When you ask for change, be prepared to get it.
Learning to be joyful in all seasons and moments.
After recently being in a rear-end hit and run collision, I have found myself looking very cautiously at what I ask for. Sometimes, a miracle requires a major change. Gratitude for being alive. Gratitude for being only minorly injured. Gratitude to have such great insurance. Gratitude that God provides all things. Situations may seem dim, but in the truth of it all there is a beacon of hope and light that you have to look for. You have to focus on the good, and wave goodbye to the bad. I have been praying and have had prayers consistently said for me. God is showing up in all the small ways.
I have been doubting my move to Tennessee for a while. I have felt out of place again, and that I am drifting aimlessly. I am struggling with appreciating things, and I am barely making ends meet. But you would never know it by how I am smiling a lot, how I love being around people. You'd never know I was struggling to keep it all together...
Well Thursday afternoon it all broke. What can you do with a hit and run incident? What can you do after being rear-ended at a red turning to green light? What recourse do you have but to let things go. No, I am not seriously injured. No, I don't have major whiplash. God literally sheltered me in that accident. My seat flew backwards completely flat, I slammed into the left hand side, as I was the driver in the seat. My car was driven in a curve shape into the other lane facing towards another street. The velocity of the vehicle that hit me was high and it was a heavy SUV. I did manage to force my car into the middle. I couldn't get it to go anywhere else. I was literally trapped. But a good citizen stopped and helped me by calling the police, and stayed with me until they came and my friend arrived to help get home. I've been praying blessings over them, because in this day and age kindness is lacking. I've been very thankful to even have walked away from the crash.

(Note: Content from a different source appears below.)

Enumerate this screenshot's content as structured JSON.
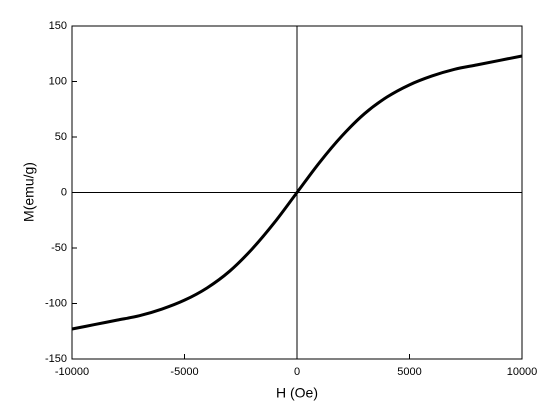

However, like all major incidents there is a period of emotional turbulence. I have had the highs of thankfulness mixed with the lows of anxiety and fear. I have had the laughs and kindness shared with strangers, kindness of friends willing to help me out, and the prayers of a church family that have covered me. I have had my family praying long distance, and the snuggles of my puppy dog. But I've been on the phone long hours, and the longer the hours the more weary I grew. I have sat in the ER room just to make sure I was more severely injured than I thought. Often people are not understanding with car wrecks. Some folks can bounce back in less than a few hours, other's have an emotional toll that takes longer to heal, and others are damaged in many other ways. Something like this is considered a traumatic event. Trauma effects us all differently. Residual effects can be long term. In a world that wants people immediately better, that is a hard thing to cope with. More sympathy, not empathy, is needed. More kindness and love, and more genuine care and understanding. But taking the time to heal yourself, and deal with your own trauma is more important than worrying about how others deal with it. This is a lesson I learned.
So, I stay thankful for the woman and her boyfriend who stopped. For my coworkers who showered me with concern and compassion. For my friends who supported me in prayer, resources, and time Friday. For my family who was grateful and prayerful out in Washington, after they've been hit with floods. For my neighbors who care. For the fact I have a great church that supports me in prayer and wisdom. For the many blessings that have come despite the dire circumstances.
When you're challenged to let go, realize this...
It will be unexpected.
It will be God's timing and provision.
Expect the un expected.
And reap the rewards of faithfulness.